I was fiddling with a picture for a post and minor frustrations had me nearly in tears. Hart fixed the problem while I sat beside him, closed my eyes and took deep breaths. My mind jumped from Photoshop to “Why can’t I get this diet figured out. What am I supposed to do when a food is OK on one day and then not the next time in the rotation? How am I supposed to eat anything? What if I don’t get it sorted out and the migraines come back full force? I don’t want to do that again.”
As my mind spiraled in fear, I reminded myself to not believe everything I think. Those thoughts I was having?

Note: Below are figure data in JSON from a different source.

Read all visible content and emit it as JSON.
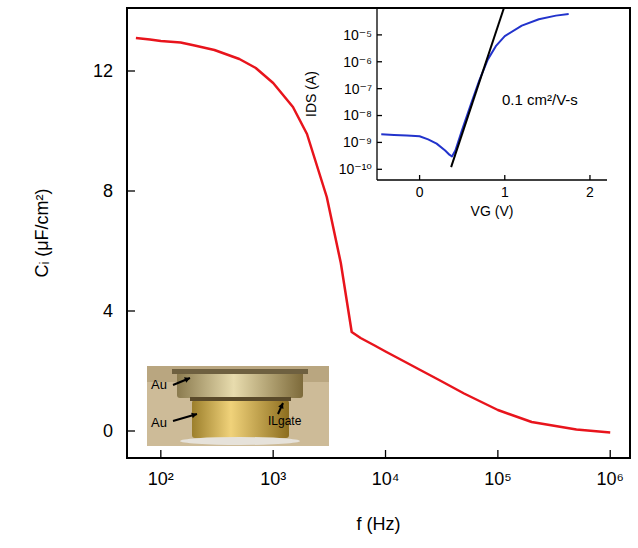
{
  "chart_data": [
    {
      "type": "line",
      "x_label": "f (Hz)",
      "y_label": "Cᵢ (μF/cm²)",
      "log": "x",
      "xlim": [
        50,
        1500000
      ],
      "xticks": [
        {
          "value": 100,
          "label": "10²"
        },
        {
          "value": 1000,
          "label": "10³"
        },
        {
          "value": 10000,
          "label": "10⁴"
        },
        {
          "value": 100000,
          "label": "10⁵"
        },
        {
          "value": 1000000,
          "label": "10⁶"
        }
      ],
      "ylim": [
        -0.9,
        14.1
      ],
      "yticks": [
        0,
        4,
        8,
        12
      ],
      "x": [
        60,
        80,
        100,
        150,
        200,
        300,
        500,
        700,
        1000,
        1500,
        2000,
        3000,
        4000,
        5000,
        6000,
        8000,
        10000,
        15000,
        20000,
        30000,
        50000,
        100000,
        200000,
        500000,
        1000000
      ],
      "series": [
        {
          "color": "#e8141c",
          "line_style": "solid",
          "values": [
            13.1,
            13.05,
            13.0,
            12.95,
            12.85,
            12.7,
            12.4,
            12.1,
            11.6,
            10.8,
            9.9,
            7.8,
            5.6,
            3.3,
            3.1,
            2.85,
            2.65,
            2.3,
            2.05,
            1.7,
            1.25,
            0.7,
            0.3,
            0.05,
            -0.05
          ]
        }
      ],
      "annotations": [
        "Au",
        "Au",
        "ILgate"
      ]
    },
    {
      "type": "line",
      "x_label": "VG (V)",
      "y_label": "IDS (A)",
      "log": "y",
      "xlim": [
        -0.5,
        2.2
      ],
      "xticks": [
        0,
        1,
        2
      ],
      "ylim": [
        4e-11,
        0.0001
      ],
      "yticks": [
        {
          "value": 1e-10,
          "label": "10⁻¹⁰"
        },
        {
          "value": 1e-09,
          "label": "10⁻⁹"
        },
        {
          "value": 1e-08,
          "label": "10⁻⁸"
        },
        {
          "value": 1e-07,
          "label": "10⁻⁷"
        },
        {
          "value": 1e-06,
          "label": "10⁻⁶"
        },
        {
          "value": 1e-05,
          "label": "10⁻⁵"
        }
      ],
      "series": [
        {
          "color": "#2233cc",
          "line_style": "solid",
          "x": [
            -0.45,
            -0.3,
            -0.15,
            0,
            0.1,
            0.2,
            0.3,
            0.35,
            0.38,
            0.42,
            0.5,
            0.6,
            0.7,
            0.8,
            0.9,
            1.0,
            1.2,
            1.4,
            1.6,
            1.75
          ],
          "values": [
            2e-09,
            1.9e-09,
            1.8e-09,
            1.7e-09,
            1.3e-09,
            9e-10,
            5e-10,
            3.5e-10,
            3e-10,
            5e-10,
            3e-09,
            2.5e-08,
            2e-07,
            1.2e-06,
            4e-06,
            9e-06,
            2.2e-05,
            3.8e-05,
            5.2e-05,
            6e-05
          ]
        },
        {
          "color": "#000000",
          "line_style": "solid",
          "x": [
            0.37,
            0.99
          ],
          "values": [
            1.2e-10,
            0.0001
          ]
        }
      ],
      "annotations": [
        "0.1 cm²/V-s"
      ]
    }
  ]
}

They aren’t Truth, nor do they represent what I believe most of the time. I told myself, “This is migraine. This is migraine. This is migraine. This is not me.” Within minutes of remembering the critical distinction between me and migraine, all the anxiety and frustration melted away.
Then I was amazed at how far I’ve come. When a migraine hijacked my mood even a couple years ago, I’d respond by dwelling on every dark thought that crossed my mind. Now I know to shut down those ruminations because they hurt far more than they help. Realizing I’ve learned to pay diligent attention and respond to all the minute migraine-induced changes (mood and otherwise) fills me with gratitude and pride.
Through much research and work, I’ve made tremendous strides in my physical health. I have worked just as hard at changing the way I react to and cope with migraine. As proud as I am of the first achievement, the latter may be even more meaningful. While my physical improvements may not last (in fact, I’m having all sorts of food issues and averaging two migraines a day right now), I can always rely on the strategies I’ve learned to ease the burden of living with chronic migraine. As the saying goes, I can’t control migraine, but I can control the way I react to it.